“The problem with you, Judith, is that you hate the fraudulence of gypsies.”
Okay, let’s review what it means to be a “couple” in fiction.
The mistake that people sometimes make is that they think that a couple needs to be romantic. Obviously, there are lots of love stories with a romantic pairing at the center, but there’s a deeper definition that’s more useful if you’re trying to figure out how stories work.
A couple is two people that you want to see on stage at the same time, because they have chemistry together. A scene with both of them is funnier, or more exciting, or more romantic, or more interesting, or the plot moves faster. It doesn’t matter exactly why that pairing makes the scene better, as long as the structure of the story bends around putting them together.
Sulley and Mike from Monsters, Inc. are a couple. Bertie and Jeeves are a couple. Holmes and Watson, Starsky and Hutch, Laverne and Shirley, the Doctor and Amy Pond, basically any two characters who are best known as “X and Y”.
In fact, sometimes giving one member a love interest can be a distraction. Buzz Lightyear has a romantic subplot with Jessie in Toy Story 3, but the main story beats are Woody/Buzz, because a Woody/Buzz scene is more interesting than a Buzz/Jessie scene. (Except for the Spanish dancing scene, obviously, but that’s an outlier.)

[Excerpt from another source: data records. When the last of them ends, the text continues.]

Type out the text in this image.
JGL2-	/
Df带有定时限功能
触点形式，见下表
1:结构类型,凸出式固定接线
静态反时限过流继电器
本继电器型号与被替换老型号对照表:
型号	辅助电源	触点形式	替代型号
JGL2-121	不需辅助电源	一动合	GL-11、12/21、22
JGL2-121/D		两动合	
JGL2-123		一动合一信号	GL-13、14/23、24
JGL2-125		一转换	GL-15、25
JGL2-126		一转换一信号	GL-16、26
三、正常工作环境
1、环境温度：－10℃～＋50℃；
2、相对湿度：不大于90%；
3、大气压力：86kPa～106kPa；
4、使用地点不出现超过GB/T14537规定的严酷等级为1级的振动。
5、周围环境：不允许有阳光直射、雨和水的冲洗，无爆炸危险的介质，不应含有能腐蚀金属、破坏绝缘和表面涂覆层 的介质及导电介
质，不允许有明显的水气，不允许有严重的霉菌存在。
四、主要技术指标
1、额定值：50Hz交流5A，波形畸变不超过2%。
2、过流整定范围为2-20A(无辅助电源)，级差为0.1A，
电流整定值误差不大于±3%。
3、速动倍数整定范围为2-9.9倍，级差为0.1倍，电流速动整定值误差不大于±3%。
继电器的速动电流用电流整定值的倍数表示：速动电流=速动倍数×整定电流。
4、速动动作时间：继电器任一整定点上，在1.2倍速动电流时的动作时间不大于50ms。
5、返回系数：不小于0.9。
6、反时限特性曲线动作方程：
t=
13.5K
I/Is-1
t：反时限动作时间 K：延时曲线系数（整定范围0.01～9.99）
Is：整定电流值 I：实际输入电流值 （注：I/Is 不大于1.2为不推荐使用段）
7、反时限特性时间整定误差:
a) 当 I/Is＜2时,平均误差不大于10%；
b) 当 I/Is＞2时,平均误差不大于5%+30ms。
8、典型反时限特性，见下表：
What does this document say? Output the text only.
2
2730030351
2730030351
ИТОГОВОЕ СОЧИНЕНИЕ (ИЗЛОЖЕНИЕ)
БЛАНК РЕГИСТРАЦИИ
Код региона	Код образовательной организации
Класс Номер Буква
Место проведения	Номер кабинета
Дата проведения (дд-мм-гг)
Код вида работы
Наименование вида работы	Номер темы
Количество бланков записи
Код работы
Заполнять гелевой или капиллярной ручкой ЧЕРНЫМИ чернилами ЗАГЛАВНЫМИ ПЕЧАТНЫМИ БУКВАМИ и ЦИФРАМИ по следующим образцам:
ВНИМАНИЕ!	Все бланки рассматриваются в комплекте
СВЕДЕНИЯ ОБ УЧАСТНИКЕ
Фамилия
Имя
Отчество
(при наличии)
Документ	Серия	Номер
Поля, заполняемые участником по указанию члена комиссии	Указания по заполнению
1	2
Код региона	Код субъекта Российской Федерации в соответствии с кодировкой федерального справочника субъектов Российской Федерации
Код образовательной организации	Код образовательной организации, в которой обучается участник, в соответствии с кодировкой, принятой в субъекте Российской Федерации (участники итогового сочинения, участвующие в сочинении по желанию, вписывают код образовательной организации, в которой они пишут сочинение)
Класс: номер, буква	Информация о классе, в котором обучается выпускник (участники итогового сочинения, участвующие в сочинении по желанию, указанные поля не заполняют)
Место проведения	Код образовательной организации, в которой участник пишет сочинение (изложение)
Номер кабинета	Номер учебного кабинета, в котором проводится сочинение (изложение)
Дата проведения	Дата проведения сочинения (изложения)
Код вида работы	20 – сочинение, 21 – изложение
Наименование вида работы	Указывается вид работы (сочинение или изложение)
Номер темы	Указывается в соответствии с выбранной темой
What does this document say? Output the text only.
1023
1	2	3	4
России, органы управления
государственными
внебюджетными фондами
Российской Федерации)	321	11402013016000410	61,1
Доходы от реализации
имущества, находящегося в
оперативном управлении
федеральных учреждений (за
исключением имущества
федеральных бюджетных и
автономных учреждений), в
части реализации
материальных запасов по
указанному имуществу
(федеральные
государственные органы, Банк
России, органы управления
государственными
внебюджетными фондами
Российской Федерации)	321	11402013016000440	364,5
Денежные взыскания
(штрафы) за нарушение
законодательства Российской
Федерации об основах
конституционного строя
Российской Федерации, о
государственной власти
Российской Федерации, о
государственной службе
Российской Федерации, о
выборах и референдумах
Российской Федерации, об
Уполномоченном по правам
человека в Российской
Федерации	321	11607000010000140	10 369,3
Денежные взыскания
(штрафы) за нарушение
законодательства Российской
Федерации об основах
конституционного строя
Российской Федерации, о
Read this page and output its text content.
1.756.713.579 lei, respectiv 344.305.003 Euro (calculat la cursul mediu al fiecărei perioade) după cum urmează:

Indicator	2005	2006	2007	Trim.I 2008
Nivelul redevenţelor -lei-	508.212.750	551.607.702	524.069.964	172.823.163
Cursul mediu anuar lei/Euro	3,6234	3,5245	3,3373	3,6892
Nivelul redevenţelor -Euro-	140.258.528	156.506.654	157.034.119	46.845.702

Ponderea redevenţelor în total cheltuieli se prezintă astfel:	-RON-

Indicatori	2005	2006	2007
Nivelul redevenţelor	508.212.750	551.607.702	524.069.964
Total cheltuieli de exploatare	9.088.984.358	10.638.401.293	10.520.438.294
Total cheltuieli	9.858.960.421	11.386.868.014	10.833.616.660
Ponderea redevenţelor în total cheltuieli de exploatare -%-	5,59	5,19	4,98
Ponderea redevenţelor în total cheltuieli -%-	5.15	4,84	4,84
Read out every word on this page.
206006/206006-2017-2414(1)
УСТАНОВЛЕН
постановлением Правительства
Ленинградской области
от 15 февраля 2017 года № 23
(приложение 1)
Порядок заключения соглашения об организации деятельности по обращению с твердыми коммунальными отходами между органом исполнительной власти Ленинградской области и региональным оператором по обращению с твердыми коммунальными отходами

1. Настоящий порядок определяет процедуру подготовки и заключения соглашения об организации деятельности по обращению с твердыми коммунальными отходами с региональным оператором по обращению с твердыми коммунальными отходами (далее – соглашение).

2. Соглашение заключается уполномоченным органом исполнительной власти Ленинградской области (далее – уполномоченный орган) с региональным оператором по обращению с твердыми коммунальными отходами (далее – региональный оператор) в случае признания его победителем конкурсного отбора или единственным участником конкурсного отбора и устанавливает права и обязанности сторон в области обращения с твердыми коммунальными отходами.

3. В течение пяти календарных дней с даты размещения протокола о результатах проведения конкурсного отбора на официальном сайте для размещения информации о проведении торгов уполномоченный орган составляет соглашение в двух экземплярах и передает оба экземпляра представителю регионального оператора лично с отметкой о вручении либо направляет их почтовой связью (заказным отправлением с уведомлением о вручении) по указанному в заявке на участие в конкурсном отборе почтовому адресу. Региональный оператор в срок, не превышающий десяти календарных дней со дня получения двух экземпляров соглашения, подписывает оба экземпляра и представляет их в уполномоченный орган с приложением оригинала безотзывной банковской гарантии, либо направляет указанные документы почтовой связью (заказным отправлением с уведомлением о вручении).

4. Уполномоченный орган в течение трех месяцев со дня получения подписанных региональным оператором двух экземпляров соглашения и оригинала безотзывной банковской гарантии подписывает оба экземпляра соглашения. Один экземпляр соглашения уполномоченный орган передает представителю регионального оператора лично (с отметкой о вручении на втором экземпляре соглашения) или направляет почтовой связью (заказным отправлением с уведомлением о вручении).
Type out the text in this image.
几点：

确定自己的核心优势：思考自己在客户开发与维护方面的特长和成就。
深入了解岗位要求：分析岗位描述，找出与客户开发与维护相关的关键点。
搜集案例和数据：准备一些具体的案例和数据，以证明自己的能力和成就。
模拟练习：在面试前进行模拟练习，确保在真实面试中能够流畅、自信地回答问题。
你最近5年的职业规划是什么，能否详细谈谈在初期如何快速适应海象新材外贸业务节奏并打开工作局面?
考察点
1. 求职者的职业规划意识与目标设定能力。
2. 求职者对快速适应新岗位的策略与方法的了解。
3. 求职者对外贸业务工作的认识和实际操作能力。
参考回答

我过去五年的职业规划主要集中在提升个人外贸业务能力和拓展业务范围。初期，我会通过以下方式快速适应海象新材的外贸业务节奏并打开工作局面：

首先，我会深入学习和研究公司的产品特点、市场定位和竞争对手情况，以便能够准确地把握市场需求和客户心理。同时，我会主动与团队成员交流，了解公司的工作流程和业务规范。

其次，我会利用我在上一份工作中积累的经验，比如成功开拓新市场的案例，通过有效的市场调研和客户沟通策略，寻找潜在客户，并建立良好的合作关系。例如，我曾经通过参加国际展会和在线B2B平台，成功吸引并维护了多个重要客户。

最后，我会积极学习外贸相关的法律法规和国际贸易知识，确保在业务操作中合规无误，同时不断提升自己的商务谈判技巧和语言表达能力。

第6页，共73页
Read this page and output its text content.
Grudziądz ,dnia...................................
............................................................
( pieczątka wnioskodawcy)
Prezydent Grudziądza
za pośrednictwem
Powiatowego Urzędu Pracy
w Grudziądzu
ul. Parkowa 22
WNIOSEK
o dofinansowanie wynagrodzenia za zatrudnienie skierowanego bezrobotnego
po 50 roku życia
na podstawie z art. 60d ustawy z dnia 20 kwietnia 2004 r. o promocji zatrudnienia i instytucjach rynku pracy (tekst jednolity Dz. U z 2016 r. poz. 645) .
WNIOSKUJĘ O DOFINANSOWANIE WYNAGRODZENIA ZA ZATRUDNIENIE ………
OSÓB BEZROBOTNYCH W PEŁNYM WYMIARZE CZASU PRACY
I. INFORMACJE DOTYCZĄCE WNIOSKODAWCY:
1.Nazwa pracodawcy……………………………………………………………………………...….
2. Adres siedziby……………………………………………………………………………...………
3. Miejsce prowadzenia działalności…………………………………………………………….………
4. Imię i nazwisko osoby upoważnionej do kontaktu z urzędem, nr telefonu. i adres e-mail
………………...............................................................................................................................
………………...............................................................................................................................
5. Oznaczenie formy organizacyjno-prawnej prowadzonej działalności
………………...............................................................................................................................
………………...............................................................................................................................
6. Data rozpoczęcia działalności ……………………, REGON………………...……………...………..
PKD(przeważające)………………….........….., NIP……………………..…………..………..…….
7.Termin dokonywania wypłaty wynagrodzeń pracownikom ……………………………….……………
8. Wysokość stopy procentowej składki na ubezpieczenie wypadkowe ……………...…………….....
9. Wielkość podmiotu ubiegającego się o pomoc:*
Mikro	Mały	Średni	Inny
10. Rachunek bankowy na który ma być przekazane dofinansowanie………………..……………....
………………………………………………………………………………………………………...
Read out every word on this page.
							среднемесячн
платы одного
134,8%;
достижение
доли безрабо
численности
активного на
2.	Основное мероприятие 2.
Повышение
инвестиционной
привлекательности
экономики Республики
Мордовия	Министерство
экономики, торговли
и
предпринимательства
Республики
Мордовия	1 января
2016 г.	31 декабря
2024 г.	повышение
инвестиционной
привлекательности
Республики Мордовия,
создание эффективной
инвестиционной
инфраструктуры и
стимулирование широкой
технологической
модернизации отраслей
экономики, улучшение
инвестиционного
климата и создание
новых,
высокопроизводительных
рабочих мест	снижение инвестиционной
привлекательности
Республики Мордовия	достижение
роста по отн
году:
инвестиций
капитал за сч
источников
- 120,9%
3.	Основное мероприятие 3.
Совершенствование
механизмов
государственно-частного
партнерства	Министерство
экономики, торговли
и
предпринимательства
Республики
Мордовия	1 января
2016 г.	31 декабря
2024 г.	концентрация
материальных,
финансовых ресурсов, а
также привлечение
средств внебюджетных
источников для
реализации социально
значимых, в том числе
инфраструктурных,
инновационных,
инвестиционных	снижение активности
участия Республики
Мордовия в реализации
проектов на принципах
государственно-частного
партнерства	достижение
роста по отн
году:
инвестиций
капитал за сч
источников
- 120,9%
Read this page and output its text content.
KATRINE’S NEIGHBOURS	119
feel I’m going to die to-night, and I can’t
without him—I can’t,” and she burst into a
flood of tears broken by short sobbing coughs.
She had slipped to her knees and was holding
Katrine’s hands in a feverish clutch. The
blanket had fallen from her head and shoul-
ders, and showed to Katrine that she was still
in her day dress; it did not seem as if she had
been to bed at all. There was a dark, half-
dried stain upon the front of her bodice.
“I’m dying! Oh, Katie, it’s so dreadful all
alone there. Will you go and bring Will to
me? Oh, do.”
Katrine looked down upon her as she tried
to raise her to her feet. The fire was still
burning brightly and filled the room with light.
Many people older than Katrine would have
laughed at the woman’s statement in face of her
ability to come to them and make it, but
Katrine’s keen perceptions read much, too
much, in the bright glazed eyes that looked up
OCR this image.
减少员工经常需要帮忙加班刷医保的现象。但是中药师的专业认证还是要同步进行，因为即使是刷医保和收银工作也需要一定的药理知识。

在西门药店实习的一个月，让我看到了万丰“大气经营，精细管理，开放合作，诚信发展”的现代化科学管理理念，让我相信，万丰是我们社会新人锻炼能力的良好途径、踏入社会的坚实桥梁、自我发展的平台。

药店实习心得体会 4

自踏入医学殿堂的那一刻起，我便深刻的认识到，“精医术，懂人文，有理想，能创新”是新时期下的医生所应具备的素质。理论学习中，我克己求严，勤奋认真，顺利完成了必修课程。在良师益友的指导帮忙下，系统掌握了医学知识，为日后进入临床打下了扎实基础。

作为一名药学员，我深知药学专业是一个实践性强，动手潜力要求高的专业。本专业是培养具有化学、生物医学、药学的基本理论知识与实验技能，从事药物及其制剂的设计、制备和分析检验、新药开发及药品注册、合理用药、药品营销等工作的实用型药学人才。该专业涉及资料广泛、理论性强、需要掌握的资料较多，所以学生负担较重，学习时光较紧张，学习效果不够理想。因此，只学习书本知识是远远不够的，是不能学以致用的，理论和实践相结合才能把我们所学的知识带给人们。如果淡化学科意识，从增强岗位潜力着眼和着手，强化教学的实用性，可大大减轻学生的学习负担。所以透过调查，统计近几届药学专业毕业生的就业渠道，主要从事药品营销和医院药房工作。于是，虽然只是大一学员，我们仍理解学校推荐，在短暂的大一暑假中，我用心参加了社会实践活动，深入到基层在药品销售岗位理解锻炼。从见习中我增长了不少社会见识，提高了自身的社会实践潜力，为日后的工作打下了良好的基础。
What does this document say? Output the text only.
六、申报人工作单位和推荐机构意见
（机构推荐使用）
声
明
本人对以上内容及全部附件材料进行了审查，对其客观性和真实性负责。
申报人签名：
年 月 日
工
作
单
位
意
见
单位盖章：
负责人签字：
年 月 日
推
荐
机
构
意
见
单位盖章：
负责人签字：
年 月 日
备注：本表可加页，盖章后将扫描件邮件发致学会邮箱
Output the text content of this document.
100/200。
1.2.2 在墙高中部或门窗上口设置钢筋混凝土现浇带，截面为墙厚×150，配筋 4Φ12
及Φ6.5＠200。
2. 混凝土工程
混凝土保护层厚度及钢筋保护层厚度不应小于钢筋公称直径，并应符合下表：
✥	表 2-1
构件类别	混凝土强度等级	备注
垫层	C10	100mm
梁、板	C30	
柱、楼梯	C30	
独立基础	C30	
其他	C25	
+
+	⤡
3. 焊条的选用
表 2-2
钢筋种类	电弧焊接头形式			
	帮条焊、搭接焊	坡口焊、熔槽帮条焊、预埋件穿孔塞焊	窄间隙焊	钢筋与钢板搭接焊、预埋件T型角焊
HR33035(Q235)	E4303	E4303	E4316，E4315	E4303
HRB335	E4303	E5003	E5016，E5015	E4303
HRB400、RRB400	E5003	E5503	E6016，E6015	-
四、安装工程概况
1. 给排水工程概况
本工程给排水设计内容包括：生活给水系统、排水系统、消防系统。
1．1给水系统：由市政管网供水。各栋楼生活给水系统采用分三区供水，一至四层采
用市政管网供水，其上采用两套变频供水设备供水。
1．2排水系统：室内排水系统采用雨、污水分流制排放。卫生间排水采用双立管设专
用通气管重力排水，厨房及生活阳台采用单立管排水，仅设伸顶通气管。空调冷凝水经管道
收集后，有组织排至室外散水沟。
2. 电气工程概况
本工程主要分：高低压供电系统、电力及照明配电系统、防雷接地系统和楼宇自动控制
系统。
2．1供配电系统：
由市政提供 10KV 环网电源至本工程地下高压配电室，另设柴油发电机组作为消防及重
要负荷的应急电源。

This is why a “will they/won’t they” relationship can be so compelling — Elizabeth and Mr. Darcy, Sam and Diane, Jim and Pam, Clark and Lois, Kermit and Miss Piggy. It’s an evergreen structure, because it’s fun watching those characters interact, whether they happen to be officially “together” or not.
If the couple doesn’t appear on screen together very much — because they’re separated, let’s say, and they’re trying to find their way back to each other — then they don’t really count as a couple. In the lit crit biz, we call that a “Princess Peach” — a kiss at the end of a story that wasn’t really about the kiss after all. You can always tell what the important relationships in a story are, even if the characters pretend otherwise. The important characters are the ones they point the camera at.
This goes double for Dark Shadows, because it’s a soap opera that’s not really about romance most of the time. They don’t have time for the common soap tropes like weddings and babies — instead, they use ideas and plot structures borrowed from a mix of genres, including gothic romance, monster movie, film noir, door-slamming farce, avant-garde black box theater and the Doors’ appearance on The Ed Sullivan Show.
So the idea of a romantic couple on Dark Shadows is almost irrelevant. The couple that everybody talks about on the show is Barnabas and Josette, but they hardly appear together, even during that brief window when Josette is alive. Most of the action in 1795 centers around Barnabas and Angelique; Josette’s love is just the MacGuffin that they play for.
But the most important relationship in Dark Shadows is Barnabas and Julia, who are paired together because they’re just fascinating to look at. Their chemistry is so powerful that it even works when Julia puts on brown makeup, and pretends to be somebody else.